Mercedes 600, illustration de Heinz Liska (1963)

Après avoir évoqué une star du cinéma dans mon précédent billet de cette rubrique, je vais maintenant vous raconter l’histoire d’une reine du Gotha : la Mercedes 600. Une voiture véritablement hors du commun, pour laquelle rien ne fut trop beau, ni trop cher. Elle fut l’auto préférée des grands de ce monde, du pape Paul VI à John Lennon en passant par le Shah d’Iran. La Mercedes 600 était tellement en avance sur son temps qu’elle connut une carrière exceptionnellement longue, de 1963 à 1981. Durant ces 18 années, cette limousine ultra-sélect ne fut produite qu’à 2 677 exemplaires.
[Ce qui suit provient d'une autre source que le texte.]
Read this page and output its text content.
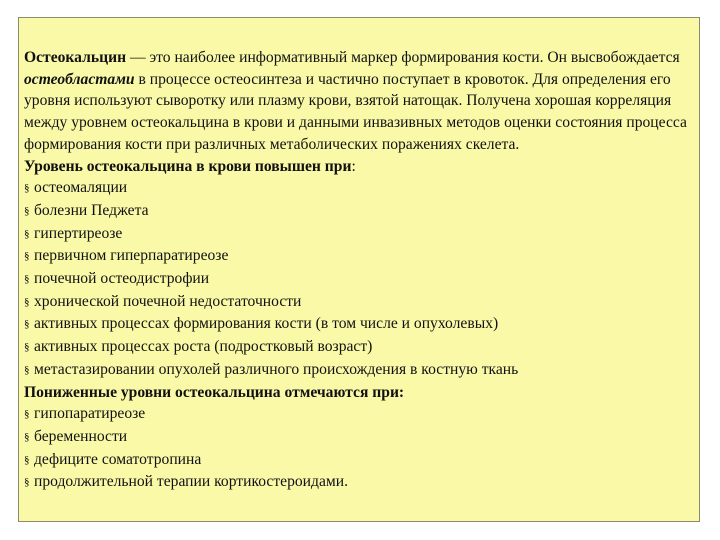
Остеокальцин — это наиболее информативный маркер формирования кости. Он высвобождается остеобластами в процессе остеосинтеза и частично поступает в кровоток. Для определения его уровня используют сыворотку или плазму крови, взятой натощак. Получена хорошая корреляция между уровнем остеокальцина в крови и данными инвазивных методов оценки состояния процесса формирования кости при различных метаболических поражениях скелета.

Уровень остеокальцина в крови повышен при:

§ остеомаляции

§ болезни Педжета

§ гипертиреозе

§ первичном гиперпаратиреозе

§ почечной остеодистрофии

§ хронической почечной недостаточности

§ активных процессах формирования кости (в том числе и опухолевых)

§ активных процессах роста (подростковый возраст)

§ метастазировании опухолей различного происхождения в костную ткань

Пониженные уровни остеокальцина отмечаются при:

§ гипопаратиреозе

§ беременности

§ дефиците соматотропина

§ продолжительной терапии кортикостероидами.
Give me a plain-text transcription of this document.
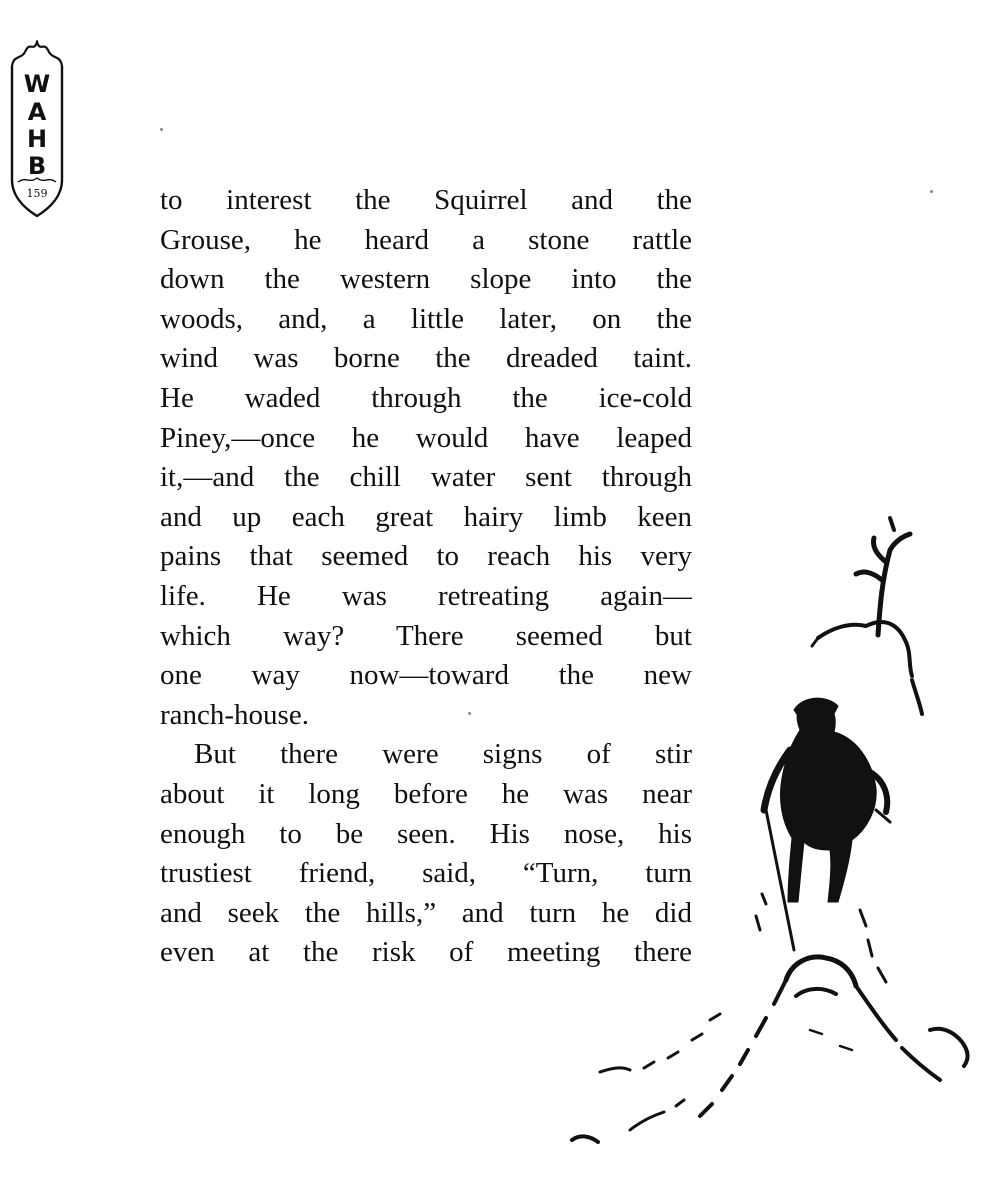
W
A
H
B
159	to interest the Squirrel and the
Grouse, he heard a stone rattle
down the western slope into the
woods, and, a little later, on the
wind was borne the dreaded taint.
He waded through the ice-cold
Piney,—once he would have leaped
it,—and the chill water sent through
and up each great hairy limb keen
pains that seemed to reach his very
life. He was retreating again—
which way? There seemed but
one way now—toward the new
ranch-house.
But there were signs of stir
about it long before he was near
enough to be seen. His nose, his
trustiest friend, said, “Turn, turn
and seek the hills,” and turn he did
even at the risk of meeting there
Pour mieux comprendre la fascination qu’a pu exercer la Mercedes 600, il faut se replacer dans le contexte de l’époque. Après l’effondrement de 1945, l’Allemagne a opéré un spectaculaire redressement, le « miracle économique » (Wirtschaftswunder en Allemand). Le pays se replace rapidement en position de leader mondial de l’industrie et de la technologie.

Dans ce contexte, les constructeurs automobiles d’Outre-Rhin remontent progressivement en gamme. Mercedes possède déjà les berlines haut de gamme W111 (« heckflosse »), mais la marque veut séduire la richissime clientèle internationale, qui se tourne d’ordinaire plutôt vers Cadillac ou Rolls-Royce. Pour s’imposer sur ce marché très fermé, Mercedes va tout miser sur la technologie.

Extérieurement, pourtant, la 600 ne paie pas de mine. Certes, la bête en impose, avec ses dimensions colossales (5,54 mètres de long, soit l’équivalent de deux Smart !), mais le style tout en réserve signé Paul Bracq se veut aux antipodes des excessives Cadillac et des trop démonstratives Rolls-Royce. Dès le lancement, la Mercedes 600 est livrable en trois versions : la limousine « courte », la version Pullman rallongée, à quatre ou six portes (6,24 mètres de long !) et enfin la version Laudaulet, basée sur une Pullman mais dotée d’une partie arrière décapotable. Voiture d’apparat, cette dernière variante est de loin la moins répandue : 59 exemplaires seulement. Ci-dessous, le pape Paul VI en train de recevoir son exemplaire.

Mercedes 600 Pullman Landaulet du pape Paul VI

Mercedes 600 Pullman Landaulet du pape Paul VI

Esthétiquement imposante, mais sans excès d’ostentation, la Mercedes 600 est surtout le fruit d’un travail acharné des ingénieurs dirigés par Rudolf Uhlenhaut. Pour ce vaisseau amiral, ils ont spécialement développé un nouveau moteur : le V8 M100 de 6,3 litres. Un bloc solide comme le roc, lubrifié par carter sec, assemblé à la main et testé au banc moteur durant 265 minutes… dont 40 à plein régime. Pour gérer le couple, monstrueux pour l’époque (500 Nm), les ingénieurs adoptent une boîte quatre rapports à coupleur hydraulique.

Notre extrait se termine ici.